Шрифт:
Интервал:
Закладка:
— А вино, святые женщины, какое вино, Боже мой!
Они снова выпили, Танкредо решил присоединиться. Он еще не дотрагивался до еды, но Лилии словно забыли о нем, все их внимание сосредоточилось на падре, да еще на коте, на пропавшем коте, который вдруг, с быстротой искры в кошачьем глазу, возник и исчез, унося с собой куриный окорочок. Лилии дружно вскочили, крича:
— Вот он, я его видела, видела! Ах ты, проклятый Альмида, почему я его не схватила? Ты же была ближе всех.
Убитые горем, переговариваясь друг с другом и чуть не плача, они кружили в глубине темной кухни.
— Он стащил куриный окорочок.
— Хитрюга.
— И прямо у падре из-под носа, какой стыд.
— Не убивайтесь вы из-за кота, — сказал Матаморос. — Пусть себе попирует цыпленком.
— Как же не убиваться? Мы стали нерасторопными, — причитали они. — Потеряли сноровку. Как таким старухам ловить кота, особенно Альмиду, который хуже всех и позволяет дотронуться до себя, только когда хочешь его погладить.
— Да оставьте вы его в покое.
— Он же украл окорочок.
— Забудьте окорочок.
Запыхавшиеся Лилии вернулись к столу. Они подняли рюмки, которые Матаморос уже успел наполнить щедрой рукой.
— Альмида так и будет воровать, — говорили они, — и не с голоду, а только чтобы нам насолить, за окорочком придет очередь крылышкам, потом кролику… падре, вам бы лучше поторопиться, а то Альмида вас опередит и тогда — прощай кролик, он ведь всего один, можно сказать, украшение стола.
— Я бы предпочел, чтобы мы говорили о котах, не используя имени достопочтенного Альмиды, — голос Матамороса звучал теперь более торжественно.
— В таком состоянии, бывает, забудешься, — оправдывались Лилии.
Они облизывали губы, красные от вина.
— Как же много мы выпили, и так быстро! — удивлялись они. — Пьешь себе и пьешь, как святую воду. Надо бы назвать вора по-другому. Какое бы придумать ему имя?
— Никто, — предложил Матаморос. — Никто — самое основополагающее из всех имен.
И он впервые непринужденно рассмеялся. Лилии снова выпили.

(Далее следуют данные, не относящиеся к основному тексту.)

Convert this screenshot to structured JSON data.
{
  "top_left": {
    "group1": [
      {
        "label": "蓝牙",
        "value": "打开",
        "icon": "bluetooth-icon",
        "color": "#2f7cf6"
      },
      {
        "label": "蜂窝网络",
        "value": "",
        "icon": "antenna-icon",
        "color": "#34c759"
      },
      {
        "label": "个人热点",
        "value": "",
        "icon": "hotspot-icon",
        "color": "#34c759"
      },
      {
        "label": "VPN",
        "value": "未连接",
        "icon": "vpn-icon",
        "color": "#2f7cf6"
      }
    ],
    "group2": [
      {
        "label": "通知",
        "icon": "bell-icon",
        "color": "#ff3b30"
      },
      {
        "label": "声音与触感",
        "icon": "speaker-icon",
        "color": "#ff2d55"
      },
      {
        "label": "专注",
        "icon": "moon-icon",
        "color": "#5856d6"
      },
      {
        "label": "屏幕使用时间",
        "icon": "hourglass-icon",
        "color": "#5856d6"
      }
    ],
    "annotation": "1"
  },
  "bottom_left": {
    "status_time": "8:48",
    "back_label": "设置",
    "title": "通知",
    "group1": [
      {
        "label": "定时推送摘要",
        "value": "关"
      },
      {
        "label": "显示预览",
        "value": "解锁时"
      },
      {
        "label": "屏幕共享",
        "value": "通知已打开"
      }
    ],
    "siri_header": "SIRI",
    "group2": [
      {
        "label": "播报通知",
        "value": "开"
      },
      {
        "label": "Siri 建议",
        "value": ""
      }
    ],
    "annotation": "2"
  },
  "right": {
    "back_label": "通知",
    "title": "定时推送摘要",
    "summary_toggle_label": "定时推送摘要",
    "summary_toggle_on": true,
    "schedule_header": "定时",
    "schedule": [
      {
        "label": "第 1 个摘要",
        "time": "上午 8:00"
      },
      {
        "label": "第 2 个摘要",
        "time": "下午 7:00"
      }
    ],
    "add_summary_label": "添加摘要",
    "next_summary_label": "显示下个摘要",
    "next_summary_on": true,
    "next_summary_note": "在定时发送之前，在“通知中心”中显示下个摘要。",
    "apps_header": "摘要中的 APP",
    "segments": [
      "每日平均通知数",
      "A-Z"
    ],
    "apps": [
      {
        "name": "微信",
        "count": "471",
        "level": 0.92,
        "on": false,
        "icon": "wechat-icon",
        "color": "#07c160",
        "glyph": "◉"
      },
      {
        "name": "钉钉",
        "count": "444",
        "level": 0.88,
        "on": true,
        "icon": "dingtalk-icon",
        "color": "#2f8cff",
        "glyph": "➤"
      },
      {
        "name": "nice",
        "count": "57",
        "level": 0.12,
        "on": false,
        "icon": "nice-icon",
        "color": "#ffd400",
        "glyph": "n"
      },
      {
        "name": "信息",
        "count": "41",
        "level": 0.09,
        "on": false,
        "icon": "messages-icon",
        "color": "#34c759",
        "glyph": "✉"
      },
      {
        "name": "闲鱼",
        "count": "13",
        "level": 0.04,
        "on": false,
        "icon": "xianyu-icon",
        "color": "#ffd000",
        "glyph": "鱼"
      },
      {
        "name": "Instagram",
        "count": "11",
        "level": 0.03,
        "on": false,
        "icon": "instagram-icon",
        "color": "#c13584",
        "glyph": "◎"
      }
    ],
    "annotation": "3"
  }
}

«Лилии захмелели», подумал Танкредо, не веря своим глазам. Пока он представлял себе сидящую под алтарем Сабину, Лилии успели хорошенько набраться. Не зря они продолжали двусмысленно называть Альмидой то кота, то падре. Достопочтенный Сан Хосе, напротив, выглядел теперь очень пристойно, ободрял их и утешал, но безуспешно, потому что кот-ворюга не давал им покоя, портил их маленькое счастье, вынуждал отвлекаться и тревожно поглядывать по сторонам.
— Если бы не этот кот, мы были бы счастливы! — воскликнула одна из них.
Прозвучало это так, словно она крикнула: «Мы были бы счастливы, не будь на свете Альмиды».
Лицо Матамороса теперь светилось мягкой улыбкой неземного блаженства, той радостью, которая ведома только пьяному. Он разговорился с Лилиями, открывал им свои секреты, расспрашивал сам и отвечал на их вопросы, он увлекал их беседой и увлекался сам, временами пробовал и нахваливал угощенья; беседа совершенно захватила Лилий, возвысила их в собственных глазах, и не было недостатка в тостах, звенели, чокаясь, рюмки, и проливалось на фрукты вино.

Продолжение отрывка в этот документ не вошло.